January 2024

Merik Goma

Film directed by Alexa Caravia for Fountainhead Arts

On the shelf towards the front of Merik Goma’s New Haven studio are monographs he has collected. There’s Lorna Simpson, Erwin Olaf, Miles Aldridge—artists who, like Goma, have a penchant for highly staged photographs. In the middle of his studio, Goma has constructed a theatrical set for one such photograph, the latest in his series Night Was Fraught With Blue Devils, titled after a line from one of his poems. On my studio visit in February 2024, I lingered over details of the set—a wooden radio console, nicotine stains on the dressed-up wainscotted wall, the wall with a door and a window built-in. Goma told me he imagined this scene looking at photographs of people dancing at home in the 1950s and 60s. His photograph, when it’s finished, will show a couple embracing in the evening, mid-sway, dancing slowly. Their dance together may be their ritual, how they softly reset as day turns to night.

In his practice, Goma is set builder, prop shop, director of photography, and one-man costume, lighting, and concept department. He did a lot of reading and writing during his residency at Fountainhead in Miami, expanding the worlds around his photographs. His interest in interiority kept him thinking in the realm of Kevin Quashie’s 2012 book In The Sovereignty of Quiet: Beyond Resistance in Black Culture, which argues for nurturing an understanding of quiet, of expansive inner life for Black people as individuals full of stillness, longing, vulnerability, beauty, and sometimes disarray. “Quiet is like the moon,” Quashie writes, “rarely showing its full wondrous sphere and instead offering slivers of its potent, tide-shifting self.” What is at stake for Quashie and Goma are lives that are full, fluctuating, inward, undisclosed, and–Quashie asserts–largely unfamiliar in mainstream thinking. Blackness shouldn’t only be about lives in public, societal ills, resistance, and social change. 
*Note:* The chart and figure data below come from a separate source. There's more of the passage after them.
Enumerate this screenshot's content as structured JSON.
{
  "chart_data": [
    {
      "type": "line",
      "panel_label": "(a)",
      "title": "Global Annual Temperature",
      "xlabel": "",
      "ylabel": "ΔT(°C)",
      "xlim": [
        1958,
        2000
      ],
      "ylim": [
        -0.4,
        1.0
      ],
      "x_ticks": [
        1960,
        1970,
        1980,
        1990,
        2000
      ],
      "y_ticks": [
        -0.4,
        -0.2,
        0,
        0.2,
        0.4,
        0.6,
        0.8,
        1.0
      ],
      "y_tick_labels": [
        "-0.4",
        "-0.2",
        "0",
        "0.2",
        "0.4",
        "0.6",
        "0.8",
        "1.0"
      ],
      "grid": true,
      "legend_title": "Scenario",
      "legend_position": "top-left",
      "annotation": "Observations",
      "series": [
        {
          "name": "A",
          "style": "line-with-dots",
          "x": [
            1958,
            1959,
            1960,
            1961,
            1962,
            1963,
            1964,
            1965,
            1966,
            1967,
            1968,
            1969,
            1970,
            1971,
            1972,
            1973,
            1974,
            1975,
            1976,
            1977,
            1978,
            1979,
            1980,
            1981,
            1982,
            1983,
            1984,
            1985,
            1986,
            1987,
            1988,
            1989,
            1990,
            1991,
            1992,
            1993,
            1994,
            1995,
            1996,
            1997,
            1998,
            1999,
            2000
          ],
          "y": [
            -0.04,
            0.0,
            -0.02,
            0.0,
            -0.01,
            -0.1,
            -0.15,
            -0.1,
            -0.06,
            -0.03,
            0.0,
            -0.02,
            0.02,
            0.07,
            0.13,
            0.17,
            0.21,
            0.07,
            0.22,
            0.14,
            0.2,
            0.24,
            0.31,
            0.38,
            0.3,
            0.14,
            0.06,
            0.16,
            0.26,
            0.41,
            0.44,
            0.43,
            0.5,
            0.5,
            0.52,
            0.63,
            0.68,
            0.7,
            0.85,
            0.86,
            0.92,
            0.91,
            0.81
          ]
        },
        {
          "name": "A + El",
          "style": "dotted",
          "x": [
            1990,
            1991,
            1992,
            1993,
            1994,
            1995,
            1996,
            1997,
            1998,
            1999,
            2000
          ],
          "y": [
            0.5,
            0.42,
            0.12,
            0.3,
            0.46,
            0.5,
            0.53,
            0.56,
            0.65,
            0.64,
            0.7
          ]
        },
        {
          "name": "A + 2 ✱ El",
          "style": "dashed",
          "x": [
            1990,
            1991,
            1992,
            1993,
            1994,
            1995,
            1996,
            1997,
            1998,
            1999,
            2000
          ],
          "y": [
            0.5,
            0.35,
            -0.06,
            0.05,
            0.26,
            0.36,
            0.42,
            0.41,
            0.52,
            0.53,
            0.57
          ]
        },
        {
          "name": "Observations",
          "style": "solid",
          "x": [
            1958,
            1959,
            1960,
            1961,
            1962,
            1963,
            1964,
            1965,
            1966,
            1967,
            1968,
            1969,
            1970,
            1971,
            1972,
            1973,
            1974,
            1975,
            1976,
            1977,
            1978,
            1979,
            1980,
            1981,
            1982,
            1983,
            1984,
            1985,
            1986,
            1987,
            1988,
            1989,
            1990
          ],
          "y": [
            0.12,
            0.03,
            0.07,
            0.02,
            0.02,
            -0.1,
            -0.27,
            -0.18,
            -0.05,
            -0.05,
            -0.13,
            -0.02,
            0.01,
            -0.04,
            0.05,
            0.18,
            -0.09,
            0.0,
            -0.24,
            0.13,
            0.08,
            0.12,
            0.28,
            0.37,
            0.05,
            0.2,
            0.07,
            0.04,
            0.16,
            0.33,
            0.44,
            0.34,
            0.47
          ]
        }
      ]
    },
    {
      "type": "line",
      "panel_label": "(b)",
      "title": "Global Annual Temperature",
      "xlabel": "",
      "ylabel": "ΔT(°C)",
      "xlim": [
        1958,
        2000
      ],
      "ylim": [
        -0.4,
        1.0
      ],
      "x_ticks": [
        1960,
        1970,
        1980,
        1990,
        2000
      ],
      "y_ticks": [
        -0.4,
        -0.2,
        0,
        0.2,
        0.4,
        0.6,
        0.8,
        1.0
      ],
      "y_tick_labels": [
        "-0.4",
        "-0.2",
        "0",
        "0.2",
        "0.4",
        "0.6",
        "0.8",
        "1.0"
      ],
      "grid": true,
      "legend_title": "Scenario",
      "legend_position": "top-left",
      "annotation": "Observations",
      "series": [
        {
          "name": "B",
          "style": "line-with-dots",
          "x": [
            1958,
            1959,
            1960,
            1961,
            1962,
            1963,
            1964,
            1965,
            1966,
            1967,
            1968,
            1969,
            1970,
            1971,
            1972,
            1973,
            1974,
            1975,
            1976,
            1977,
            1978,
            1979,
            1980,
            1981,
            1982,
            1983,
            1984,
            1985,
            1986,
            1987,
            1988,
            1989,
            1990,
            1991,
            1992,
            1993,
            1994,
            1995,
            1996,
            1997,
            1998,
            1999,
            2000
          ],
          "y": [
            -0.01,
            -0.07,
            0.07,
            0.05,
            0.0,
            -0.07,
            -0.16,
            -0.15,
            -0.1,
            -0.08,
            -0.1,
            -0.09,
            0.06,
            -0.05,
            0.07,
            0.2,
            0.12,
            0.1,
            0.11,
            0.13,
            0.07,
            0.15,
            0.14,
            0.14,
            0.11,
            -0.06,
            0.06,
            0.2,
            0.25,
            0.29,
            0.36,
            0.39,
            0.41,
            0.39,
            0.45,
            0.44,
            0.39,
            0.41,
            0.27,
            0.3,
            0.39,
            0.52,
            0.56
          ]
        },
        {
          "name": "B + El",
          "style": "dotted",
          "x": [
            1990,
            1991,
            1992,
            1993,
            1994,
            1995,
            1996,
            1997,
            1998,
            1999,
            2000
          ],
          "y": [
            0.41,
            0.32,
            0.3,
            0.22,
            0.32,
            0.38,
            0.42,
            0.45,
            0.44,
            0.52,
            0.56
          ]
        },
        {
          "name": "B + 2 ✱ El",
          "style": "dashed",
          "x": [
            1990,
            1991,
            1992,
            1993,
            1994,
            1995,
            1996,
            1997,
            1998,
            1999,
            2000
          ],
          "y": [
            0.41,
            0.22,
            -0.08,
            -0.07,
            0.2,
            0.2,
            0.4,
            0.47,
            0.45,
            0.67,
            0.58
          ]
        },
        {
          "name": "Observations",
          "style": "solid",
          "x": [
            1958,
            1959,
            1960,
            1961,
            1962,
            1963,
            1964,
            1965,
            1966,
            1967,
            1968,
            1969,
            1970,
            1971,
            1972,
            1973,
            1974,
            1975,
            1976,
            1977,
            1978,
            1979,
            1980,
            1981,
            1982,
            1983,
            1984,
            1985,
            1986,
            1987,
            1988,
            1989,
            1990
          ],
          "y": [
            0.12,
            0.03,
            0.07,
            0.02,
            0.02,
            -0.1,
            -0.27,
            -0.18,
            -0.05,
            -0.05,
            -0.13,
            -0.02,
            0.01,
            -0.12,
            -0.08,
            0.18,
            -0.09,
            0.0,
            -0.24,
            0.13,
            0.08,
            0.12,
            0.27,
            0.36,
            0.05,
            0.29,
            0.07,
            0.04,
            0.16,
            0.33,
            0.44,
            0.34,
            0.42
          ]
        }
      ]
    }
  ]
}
Goma talks to the actors he hires while he photographs them, giving them cues. “Imagine you’re waiting for someone and realize they’re not coming,” he might say. A photograph from Goma’s recent series Your Absence Is My Monument shows a woman sitting in a kitchen. There is smoke in the air. There are dishes in the sink, a phone receiver off the hook, and an agitated jumble of foliage on the table. The woman holds a photograph in her hand and looks at it. It appears to be a picture of a boy. She is quiet. Her gaze is serious. We don’t know, but she could be mournful, wistful, disapproving, mustering courage, about to formulate a plan, wanting to stay and sit in silence, all of the above, or more.

Words by Marcus Civin

Merik Goma

Merik Goma was born in Michigan and is currently based in Connecticut.